The Speed Reading Course
By Peter Shepherd
Introduction
We all learn to read at school, after a fashion. But for most of us, this is not an
optimal use of our brain power. In this course you will learn to better use the
left brain's focused attention combined with the right brain's peripheral
attention, in close harmony. Good communication between the brain
hemispheres is a pre-requisite for creative thinking and also a sense of wellbeing,
where thoughts and feelings are integrated.
As you probably expect, this course will also teach you to read much faster and
at the same time, to remember more of what you have read. These are
obviously great advantages.
There is another major benefit.
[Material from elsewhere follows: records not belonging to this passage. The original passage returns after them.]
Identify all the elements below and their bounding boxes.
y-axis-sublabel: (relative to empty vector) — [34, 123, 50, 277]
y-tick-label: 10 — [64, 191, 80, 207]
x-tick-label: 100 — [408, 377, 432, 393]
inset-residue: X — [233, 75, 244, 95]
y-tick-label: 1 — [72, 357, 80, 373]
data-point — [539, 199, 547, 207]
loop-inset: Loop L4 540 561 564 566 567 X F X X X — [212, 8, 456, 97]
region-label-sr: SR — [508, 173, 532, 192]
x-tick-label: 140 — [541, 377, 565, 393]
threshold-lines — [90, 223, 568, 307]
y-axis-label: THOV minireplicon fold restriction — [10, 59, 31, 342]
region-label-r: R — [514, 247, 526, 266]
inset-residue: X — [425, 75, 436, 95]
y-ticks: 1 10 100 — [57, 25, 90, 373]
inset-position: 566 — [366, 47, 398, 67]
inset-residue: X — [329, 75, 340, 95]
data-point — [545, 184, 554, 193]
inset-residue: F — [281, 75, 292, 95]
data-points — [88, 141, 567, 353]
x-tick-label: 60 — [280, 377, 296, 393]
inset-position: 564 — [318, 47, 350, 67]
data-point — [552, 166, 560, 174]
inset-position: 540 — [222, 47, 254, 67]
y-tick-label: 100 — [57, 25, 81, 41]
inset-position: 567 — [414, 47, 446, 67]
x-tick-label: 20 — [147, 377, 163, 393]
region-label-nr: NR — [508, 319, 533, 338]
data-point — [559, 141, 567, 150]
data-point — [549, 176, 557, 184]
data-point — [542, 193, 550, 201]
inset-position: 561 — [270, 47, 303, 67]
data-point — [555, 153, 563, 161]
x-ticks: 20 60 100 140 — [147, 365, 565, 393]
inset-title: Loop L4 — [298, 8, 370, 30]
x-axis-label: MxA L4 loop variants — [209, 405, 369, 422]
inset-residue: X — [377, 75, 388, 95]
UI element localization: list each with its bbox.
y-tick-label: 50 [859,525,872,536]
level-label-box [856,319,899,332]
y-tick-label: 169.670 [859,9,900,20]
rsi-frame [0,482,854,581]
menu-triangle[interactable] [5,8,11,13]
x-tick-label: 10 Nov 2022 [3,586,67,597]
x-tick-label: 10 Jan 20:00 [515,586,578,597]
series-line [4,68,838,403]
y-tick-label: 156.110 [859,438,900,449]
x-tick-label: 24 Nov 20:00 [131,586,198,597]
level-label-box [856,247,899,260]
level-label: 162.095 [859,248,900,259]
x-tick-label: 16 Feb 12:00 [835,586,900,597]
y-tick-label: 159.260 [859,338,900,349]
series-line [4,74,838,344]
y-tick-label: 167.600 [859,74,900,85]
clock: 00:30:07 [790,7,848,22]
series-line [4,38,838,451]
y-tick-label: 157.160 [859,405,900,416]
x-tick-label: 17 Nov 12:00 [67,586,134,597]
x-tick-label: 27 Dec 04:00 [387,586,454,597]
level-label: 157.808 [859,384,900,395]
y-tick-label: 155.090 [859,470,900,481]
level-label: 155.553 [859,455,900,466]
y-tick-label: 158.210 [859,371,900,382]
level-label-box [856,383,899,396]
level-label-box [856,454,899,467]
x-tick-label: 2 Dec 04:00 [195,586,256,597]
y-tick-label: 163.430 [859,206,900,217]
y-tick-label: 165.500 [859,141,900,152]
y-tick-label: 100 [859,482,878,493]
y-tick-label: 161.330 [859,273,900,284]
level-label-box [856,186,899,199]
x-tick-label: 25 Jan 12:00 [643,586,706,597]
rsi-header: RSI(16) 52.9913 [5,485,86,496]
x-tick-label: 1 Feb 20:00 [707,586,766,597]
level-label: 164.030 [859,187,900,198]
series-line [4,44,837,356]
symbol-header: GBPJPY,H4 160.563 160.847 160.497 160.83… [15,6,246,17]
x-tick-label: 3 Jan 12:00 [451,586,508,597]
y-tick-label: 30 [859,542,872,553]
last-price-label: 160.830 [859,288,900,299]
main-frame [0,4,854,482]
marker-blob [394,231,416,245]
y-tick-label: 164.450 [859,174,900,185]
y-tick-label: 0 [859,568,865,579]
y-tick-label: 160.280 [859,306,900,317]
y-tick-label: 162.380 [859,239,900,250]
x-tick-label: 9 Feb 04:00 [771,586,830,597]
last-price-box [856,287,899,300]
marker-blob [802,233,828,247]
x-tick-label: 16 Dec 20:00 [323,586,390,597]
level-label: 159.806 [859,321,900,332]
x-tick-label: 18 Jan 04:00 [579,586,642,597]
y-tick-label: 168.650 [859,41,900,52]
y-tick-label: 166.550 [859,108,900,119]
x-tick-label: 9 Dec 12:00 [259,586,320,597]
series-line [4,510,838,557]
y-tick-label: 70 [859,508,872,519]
Most of us, as we read, 'speak' the words in our
heads. It is this subvocalisation that holds back fast reading and it is
unnecessary. It is possible to have an inner speech, a kind of 'thought
awareness,' that isn't linked to the tongue, mouth and vocal chord muscles, and
this is much faster and more fluent. Cutting out the identification of
vocalisation and the stream of thought gives a surprising by-product. Many of
us think that our constant subvocalised 'speaking voice' is who we are. Finding
out that you can think and be aware without a vocal stream of words, opens up
your consciousness to the usually unrecognised domain of intuition and
spiritual awareness. You'll have a better sense of who you really are. Try it and
see!
The Definition of Reading
Reading may be defined as an individual's total inter-relationship with
symbolic information. Reading is a communication process requiring a series
of skills. As such reading is a thinking process rather than an exercise in eye
movements. Effective reading requires a logical sequence of thinking or
thought patterns, and these thought patterns require practice to set them into the
mind. They may be broken down into the following seven basic processes:
1. Recognition: the reader's knowledge of the alphabetic symbols.
2. Assimilation: the physical process of perception and scanning.
3. Intra-integration: basic understanding derived from the reading material
itself, with minimum dependence on past experience, other than a
knowledge of grammar and vocabulary.
4. Extra-integration: analysis, criticism, appreciation, selection & rejection.
These are all activities which require the reader to bring his past
experience to bear on the task.
5. Retention: this is the capacity to store the information in memory.
6. Recall: the ability to recover the information from memory storage.